As soon as they got to the bottom, they saw the body. It was Gabe, mohawk and all, and someone had cut his throat. Gabe’s eyes were open but lifeless, and his throat was cut deep, but there was hardly any blood. Beside him, there was a bigger body in a counsellor’s uniform. Martin couldn’t tell who it was, though, because the head had been removed. It was just the top of a shirt with blood and bone sticking out.
“Who is it?” Joan said, staring at the boy.
“Gabe,” Martin said. “I don’t know who that is, though.”

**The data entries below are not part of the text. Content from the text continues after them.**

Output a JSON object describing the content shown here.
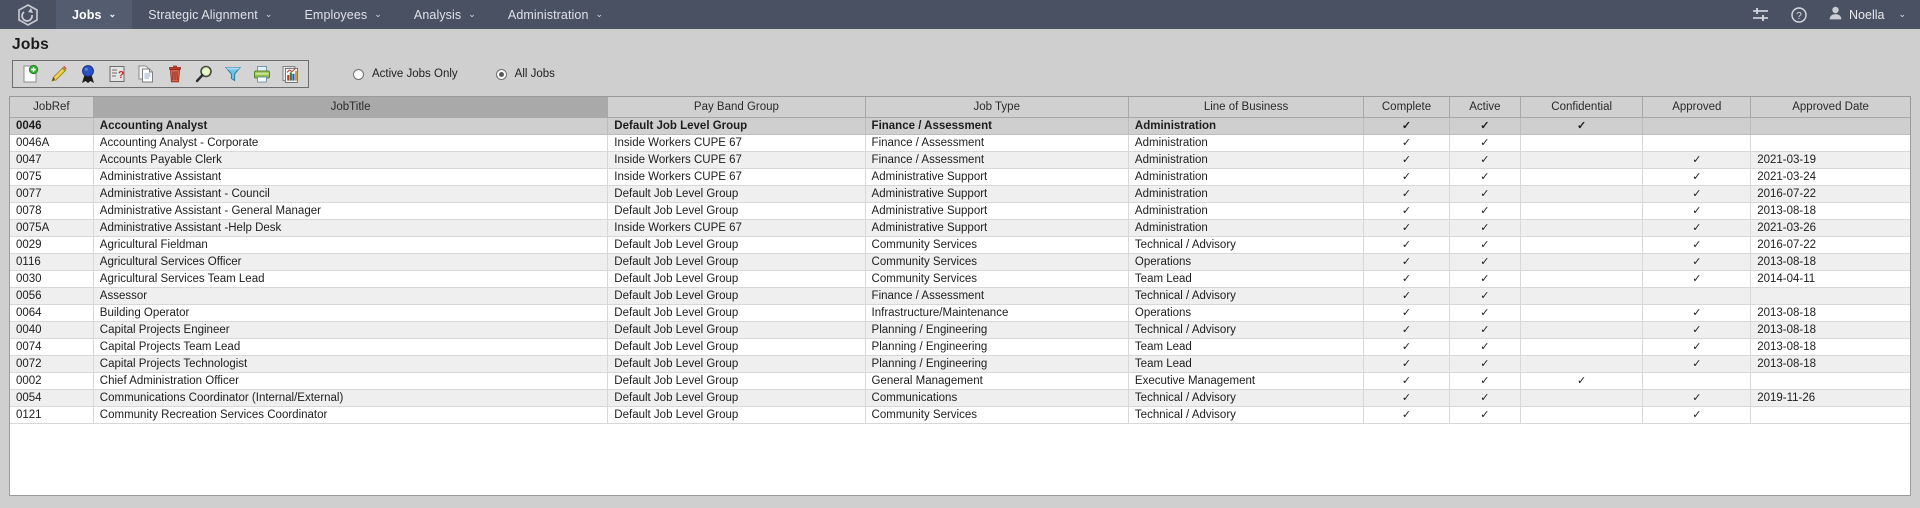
{
  "navbar": {
    "logo_icon": "cube-logo-icon",
    "items": [
      {
        "label": "Jobs",
        "active": true,
        "caret": "⌄"
      },
      {
        "label": "Strategic Alignment",
        "active": false,
        "caret": "⌄"
      },
      {
        "label": "Employees",
        "active": false,
        "caret": "⌄"
      },
      {
        "label": "Analysis",
        "active": false,
        "caret": "⌄"
      },
      {
        "label": "Administration",
        "active": false,
        "caret": "⌄"
      }
    ],
    "settings_icon": "sliders-icon",
    "help_icon": "question-circle-icon",
    "user_icon": "user-avatar-icon",
    "user_name": "Noella",
    "user_caret": "⌄"
  },
  "page": {
    "title": "Jobs"
  },
  "toolbar": {
    "buttons": [
      {
        "name": "new-job-button",
        "icon": "new-document-icon",
        "title": "New"
      },
      {
        "name": "edit-job-button",
        "icon": "pencil-icon",
        "title": "Edit"
      },
      {
        "name": "approve-job-button",
        "icon": "award-ribbon-icon",
        "title": "Approve"
      },
      {
        "name": "questionnaire-button",
        "icon": "form-question-icon",
        "title": "Questionnaire"
      },
      {
        "name": "copy-job-button",
        "icon": "copy-pages-icon",
        "title": "Copy"
      },
      {
        "name": "delete-job-button",
        "icon": "trash-can-icon",
        "title": "Delete"
      },
      {
        "name": "search-button",
        "icon": "magnifier-icon",
        "title": "Search"
      },
      {
        "name": "filter-button",
        "icon": "funnel-icon",
        "title": "Filter"
      },
      {
        "name": "print-button",
        "icon": "printer-icon",
        "title": "Print"
      },
      {
        "name": "reports-button",
        "icon": "chart-reports-icon",
        "title": "Reports"
      }
    ]
  },
  "filters": {
    "options": [
      {
        "label": "Active Jobs Only",
        "selected": false
      },
      {
        "label": "All Jobs",
        "selected": true
      }
    ]
  },
  "grid": {
    "columns": [
      {
        "key": "jobref",
        "label": "JobRef",
        "sorted": false
      },
      {
        "key": "jobtitle",
        "label": "JobTitle",
        "sorted": true
      },
      {
        "key": "payband",
        "label": "Pay Band Group",
        "sorted": false
      },
      {
        "key": "jobtype",
        "label": "Job Type",
        "sorted": false
      },
      {
        "key": "lob",
        "label": "Line of Business",
        "sorted": false
      },
      {
        "key": "complete",
        "label": "Complete",
        "sorted": false
      },
      {
        "key": "active",
        "label": "Active",
        "sorted": false
      },
      {
        "key": "conf",
        "label": "Confidential",
        "sorted": false
      },
      {
        "key": "approved",
        "label": "Approved",
        "sorted": false
      },
      {
        "key": "apprdate",
        "label": "Approved Date",
        "sorted": false
      }
    ],
    "check_glyph": "✓",
    "rows": [
      {
        "jobref": "0046",
        "jobtitle": "Accounting Analyst",
        "payband": "Default Job Level Group",
        "jobtype": "Finance / Assessment",
        "lob": "Administration",
        "complete": true,
        "active": true,
        "conf": true,
        "approved": false,
        "apprdate": "",
        "selected": true
      },
      {
        "jobref": "0046A",
        "jobtitle": "Accounting Analyst - Corporate",
        "payband": "Inside Workers CUPE 67",
        "jobtype": "Finance / Assessment",
        "lob": "Administration",
        "complete": true,
        "active": true,
        "conf": false,
        "approved": false,
        "apprdate": "",
        "selected": false
      },
      {
        "jobref": "0047",
        "jobtitle": "Accounts Payable Clerk",
        "payband": "Inside Workers CUPE 67",
        "jobtype": "Finance / Assessment",
        "lob": "Administration",
        "complete": true,
        "active": true,
        "conf": false,
        "approved": true,
        "apprdate": "2021-03-19",
        "selected": false
      },
      {
        "jobref": "0075",
        "jobtitle": "Administrative Assistant",
        "payband": "Inside Workers CUPE 67",
        "jobtype": "Administrative Support",
        "lob": "Administration",
        "complete": true,
        "active": true,
        "conf": false,
        "approved": true,
        "apprdate": "2021-03-24",
        "selected": false
      },
      {
        "jobref": "0077",
        "jobtitle": "Administrative Assistant - Council",
        "payband": "Default Job Level Group",
        "jobtype": "Administrative Support",
        "lob": "Administration",
        "complete": true,
        "active": true,
        "conf": false,
        "approved": true,
        "apprdate": "2016-07-22",
        "selected": false
      },
      {
        "jobref": "0078",
        "jobtitle": "Administrative Assistant - General Manager",
        "payband": "Default Job Level Group",
        "jobtype": "Administrative Support",
        "lob": "Administration",
        "complete": true,
        "active": true,
        "conf": false,
        "approved": true,
        "apprdate": "2013-08-18",
        "selected": false
      },
      {
        "jobref": "0075A",
        "jobtitle": "Administrative Assistant -Help Desk",
        "payband": "Inside Workers CUPE 67",
        "jobtype": "Administrative Support",
        "lob": "Administration",
        "complete": true,
        "active": true,
        "conf": false,
        "approved": true,
        "apprdate": "2021-03-26",
        "selected": false
      },
      {
        "jobref": "0029",
        "jobtitle": "Agricultural Fieldman",
        "payband": "Default Job Level Group",
        "jobtype": "Community Services",
        "lob": "Technical / Advisory",
        "complete": true,
        "active": true,
        "conf": false,
        "approved": true,
        "apprdate": "2016-07-22",
        "selected": false
      },
      {
        "jobref": "0116",
        "jobtitle": "Agricultural Services Officer",
        "payband": "Default Job Level Group",
        "jobtype": "Community Services",
        "lob": "Operations",
        "complete": true,
        "active": true,
        "conf": false,
        "approved": true,
        "apprdate": "2013-08-18",
        "selected": false
      },
      {
        "jobref": "0030",
        "jobtitle": "Agricultural Services Team Lead",
        "payband": "Default Job Level Group",
        "jobtype": "Community Services",
        "lob": "Team Lead",
        "complete": true,
        "active": true,
        "conf": false,
        "approved": true,
        "apprdate": "2014-04-11",
        "selected": false
      },
      {
        "jobref": "0056",
        "jobtitle": "Assessor",
        "payband": "Default Job Level Group",
        "jobtype": "Finance / Assessment",
        "lob": "Technical / Advisory",
        "complete": true,
        "active": true,
        "conf": false,
        "approved": false,
        "apprdate": "",
        "selected": false
      },
      {
        "jobref": "0064",
        "jobtitle": "Building Operator",
        "payband": "Default Job Level Group",
        "jobtype": "Infrastructure/Maintenance",
        "lob": "Operations",
        "complete": true,
        "active": true,
        "conf": false,
        "approved": true,
        "apprdate": "2013-08-18",
        "selected": false
      },
      {
        "jobref": "0040",
        "jobtitle": "Capital Projects Engineer",
        "payband": "Default Job Level Group",
        "jobtype": "Planning / Engineering",
        "lob": "Technical / Advisory",
        "complete": true,
        "active": true,
        "conf": false,
        "approved": true,
        "apprdate": "2013-08-18",
        "selected": false
      },
      {
        "jobref": "0074",
        "jobtitle": "Capital Projects Team Lead",
        "payband": "Default Job Level Group",
        "jobtype": "Planning / Engineering",
        "lob": "Team Lead",
        "complete": true,
        "active": true,
        "conf": false,
        "approved": true,
        "apprdate": "2013-08-18",
        "selected": false
      },
      {
        "jobref": "0072",
        "jobtitle": "Capital Projects Technologist",
        "payband": "Default Job Level Group",
        "jobtype": "Planning / Engineering",
        "lob": "Team Lead",
        "complete": true,
        "active": true,
        "conf": false,
        "approved": true,
        "apprdate": "2013-08-18",
        "selected": false
      },
      {
        "jobref": "0002",
        "jobtitle": "Chief Administration Officer",
        "payband": "Default Job Level Group",
        "jobtype": "General Management",
        "lob": "Executive Management",
        "complete": true,
        "active": true,
        "conf": true,
        "approved": false,
        "apprdate": "",
        "selected": false
      },
      {
        "jobref": "0054",
        "jobtitle": "Communications Coordinator (Internal/External)",
        "payband": "Default Job Level Group",
        "jobtype": "Communications",
        "lob": "Technical / Advisory",
        "complete": true,
        "active": true,
        "conf": false,
        "approved": true,
        "apprdate": "2019-11-26",
        "selected": false
      },
      {
        "jobref": "0121",
        "jobtitle": "Community Recreation Services Coordinator",
        "payband": "Default Job Level Group",
        "jobtype": "Community Services",
        "lob": "Technical / Advisory",
        "complete": true,
        "active": true,
        "conf": false,
        "approved": true,
        "apprdate": "",
        "selected": false
      }
    ]
  }
}
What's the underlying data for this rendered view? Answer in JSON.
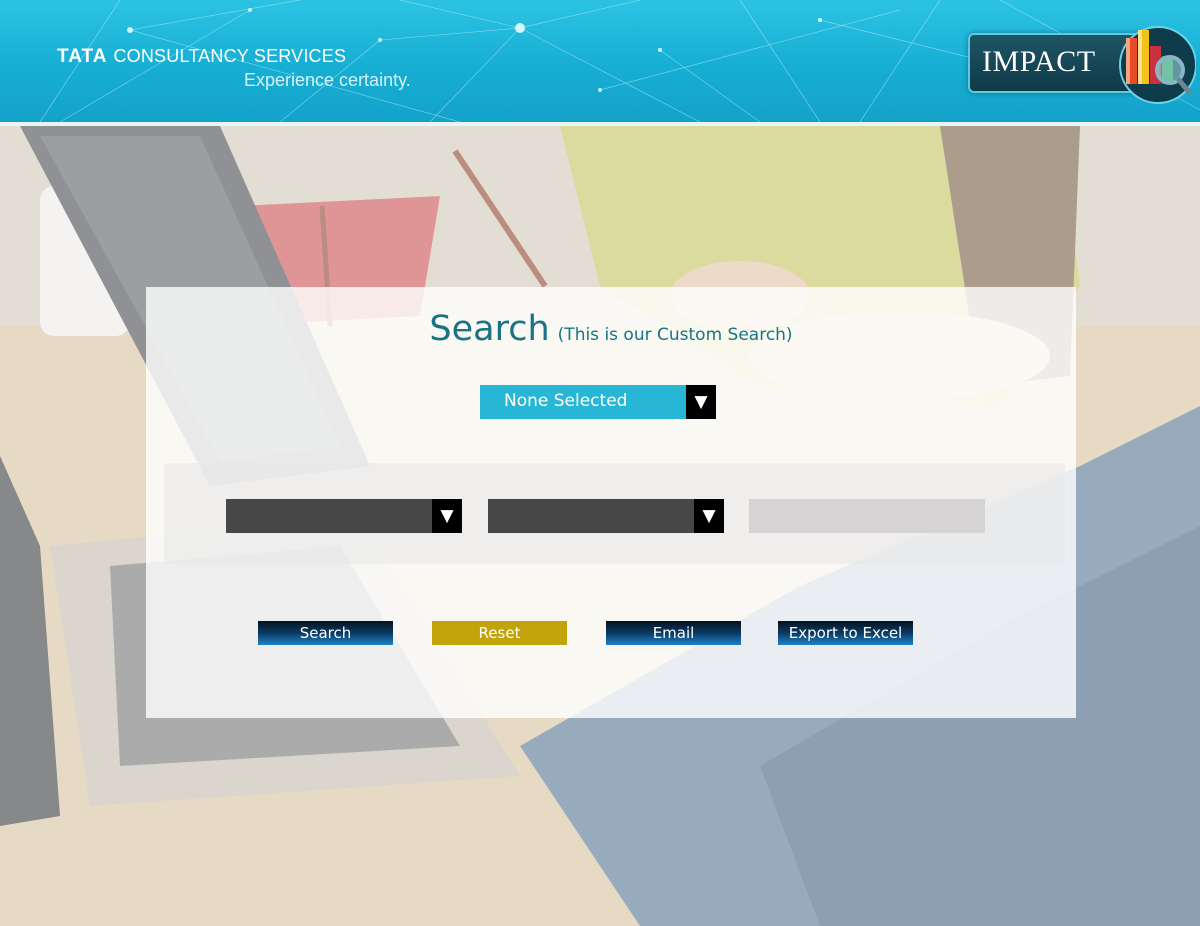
{
  "header": {
    "brand_tata": "TATA",
    "brand_name": "CONSULTANCY SERVICES",
    "tagline": "Experience certainty.",
    "app_logo_text": "IMPACT",
    "app_logo_icon": "bar-chart-magnifier-icon"
  },
  "search": {
    "title": "Search",
    "subtitle": "(This is our Custom Search)",
    "main_select": {
      "selected": "None Selected",
      "arrow": "▼"
    },
    "filters": {
      "select_1": {
        "selected": "",
        "arrow": "▼"
      },
      "select_2": {
        "selected": "",
        "arrow": "▼"
      },
      "text_input": {
        "value": ""
      }
    },
    "buttons": {
      "search": "Search",
      "reset": "Reset",
      "email": "Email",
      "export": "Export to Excel"
    }
  },
  "colors": {
    "header": "#17aed4",
    "title": "#1a7382",
    "main_select": "#28b6d6",
    "dark_select": "#474747",
    "reset_button": "#c2a40a",
    "blue_button": "#0b3a63"
  }
}
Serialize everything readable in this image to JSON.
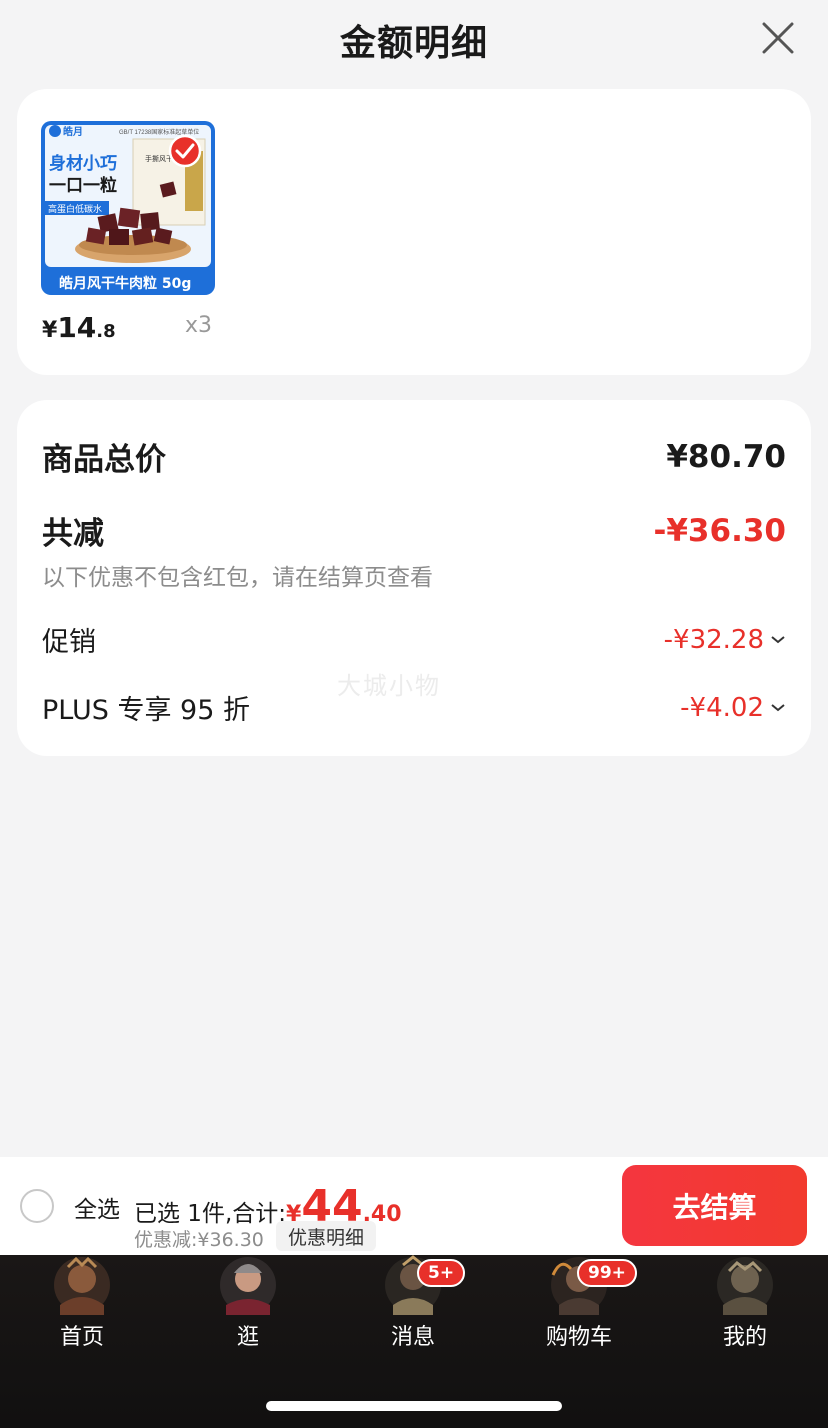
{
  "header": {
    "title": "金额明细"
  },
  "product": {
    "image_texts": {
      "brand": "皓月",
      "standard": "GB/T 17238国家标准起草单位",
      "slogan1": "身材小巧",
      "slogan2": "一口一粒",
      "tag": "高蛋白低碳水",
      "pack": "手撕风干牛",
      "name": "皓月风干牛肉粒 50g"
    },
    "price_currency": "¥",
    "price_int": "14",
    "price_dec": ".8",
    "qty": "x3"
  },
  "summary": {
    "total_label": "商品总价",
    "total_value": "¥80.70",
    "reduce_label": "共减",
    "reduce_value": "-¥36.30",
    "reduce_note": "以下优惠不包含红包，请在结算页查看",
    "promo_label": "促销",
    "promo_value": "-¥32.28",
    "plus_label": "PLUS 专享 95 折",
    "plus_value": "-¥4.02",
    "watermark": "大城小物"
  },
  "checkout": {
    "select_all": "全选",
    "selected_prefix": "已选 1件,合计:",
    "total_currency": "¥",
    "total_int": "44",
    "total_dec": ".40",
    "discount": "优惠减:¥36.30",
    "detail_chip": "优惠明细",
    "button": "去结算"
  },
  "tabs": [
    {
      "label": "首页"
    },
    {
      "label": "逛"
    },
    {
      "label": "消息",
      "badge": "5+"
    },
    {
      "label": "购物车",
      "badge": "99+"
    },
    {
      "label": "我的"
    }
  ],
  "colors": {
    "accent_red": "#e8302a",
    "background": "#f4f4f5",
    "thumb_blue": "#1e6fd9"
  }
}
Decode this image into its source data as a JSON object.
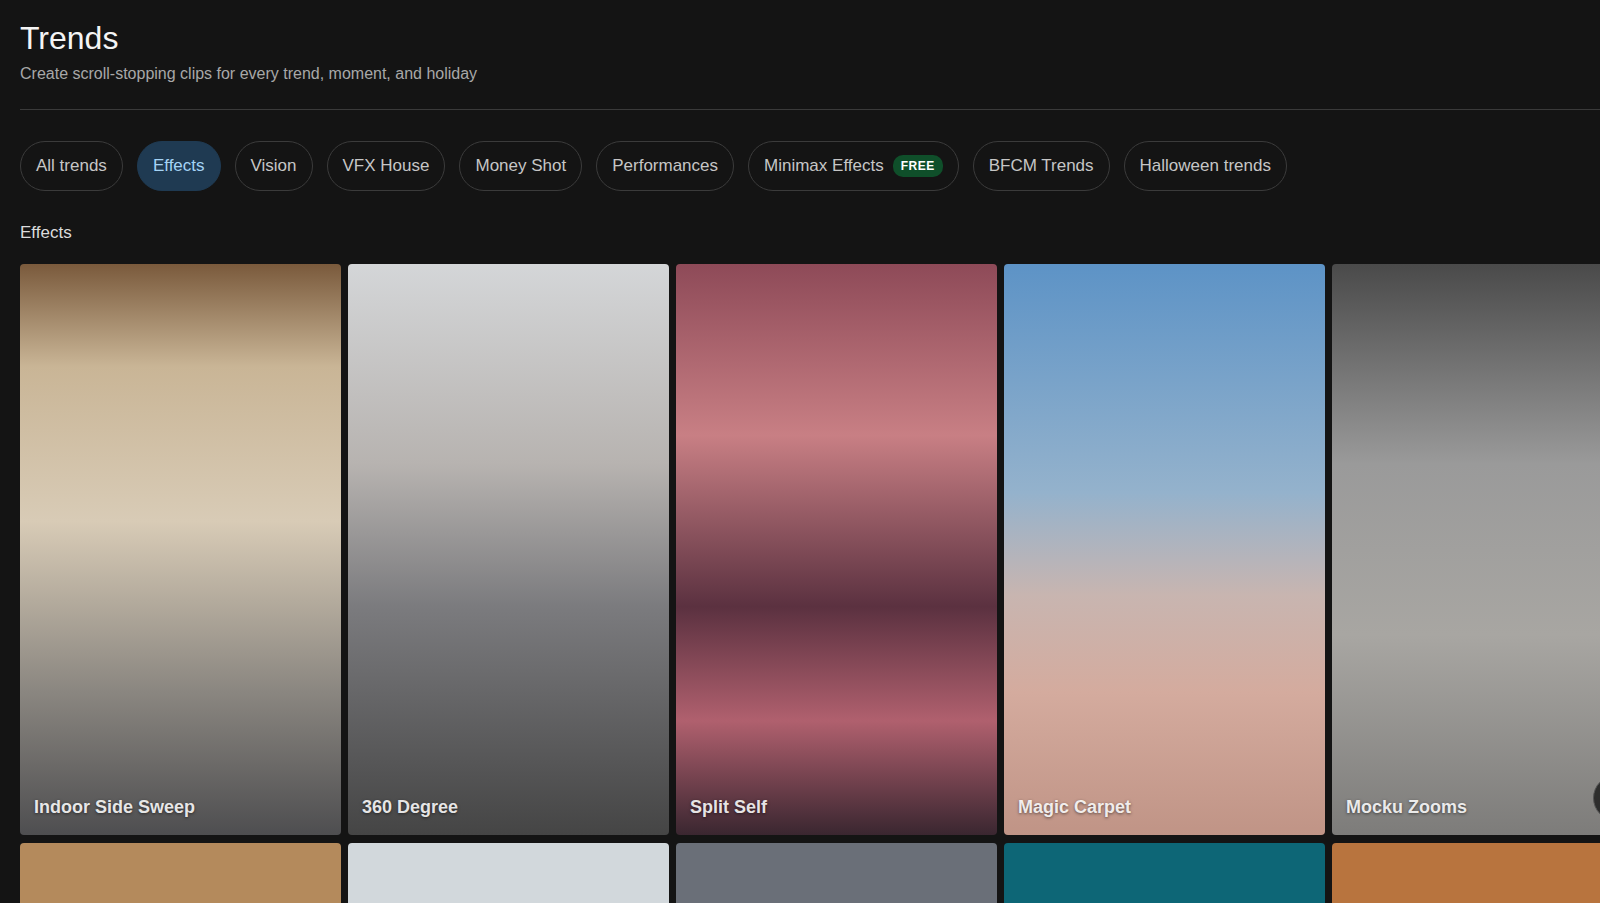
{
  "page": {
    "title": "Trends",
    "subtitle": "Create scroll-stopping clips for every trend, moment, and holiday"
  },
  "tabs": [
    {
      "label": "All trends",
      "selected": false
    },
    {
      "label": "Effects",
      "selected": true
    },
    {
      "label": "Vision",
      "selected": false
    },
    {
      "label": "VFX House",
      "selected": false
    },
    {
      "label": "Money Shot",
      "selected": false
    },
    {
      "label": "Performances",
      "selected": false
    },
    {
      "label": "Minimax Effects",
      "selected": false,
      "badge": "FREE"
    },
    {
      "label": "BFCM Trends",
      "selected": false
    },
    {
      "label": "Halloween trends",
      "selected": false
    }
  ],
  "section": {
    "title": "Effects"
  },
  "cards": [
    {
      "title": "Indoor Side Sweep"
    },
    {
      "title": "360 Degree"
    },
    {
      "title": "Split Self"
    },
    {
      "title": "Magic Carpet"
    },
    {
      "title": "Mocku Zooms"
    }
  ]
}
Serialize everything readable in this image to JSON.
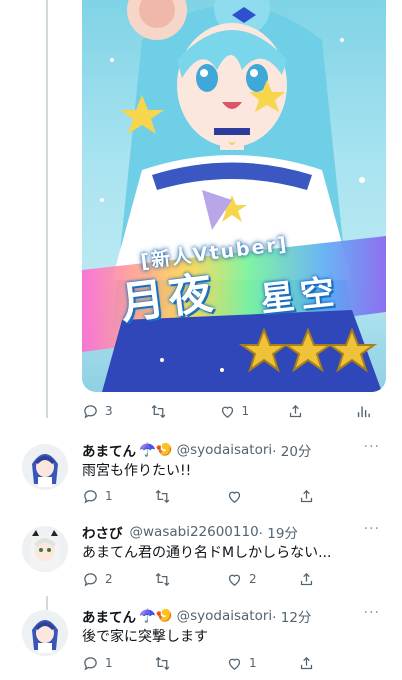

“What about these ones?” Melissa said. There were three more bodies around the corner. Two kids and another counsellor. This counsellor was unrecognizable, too. She had breasts, so it was a girl, but her face was bloody and bashed. Martin remembered Jackie holding her hand to her face, her nose broken and bleeding from the Flying Fox. Her hair was the same.
“It’s Jackie,” he said.
And that was John Dee, laid out on the dirt floor, with his arm beside his body, but separate. They stood there looking at the bodies in silence for a long time. Twice, Melissa took a step forward, like she was going to touch them to make sure, but both times she changed her mind and stepped back.
John Dee had a mother somewhere, Martin thought, staring at the body. He had a mother somewhere, and she didn’t know what had happened. What was she going to do without him? Who was going to take care of her?
Beside Martin, Courtney bent over and vomited on the floor. The sound was slow and retching. She spat the taste out of her mouth, and stood back up. But then she bent over again to vomit.
“What is his mom going to do?” Martin said.
Melissa gave him a look like he was crazy. “What are we going to do, is the real question,” she said.
“We have to find the phone,” Courtney said, spitting again.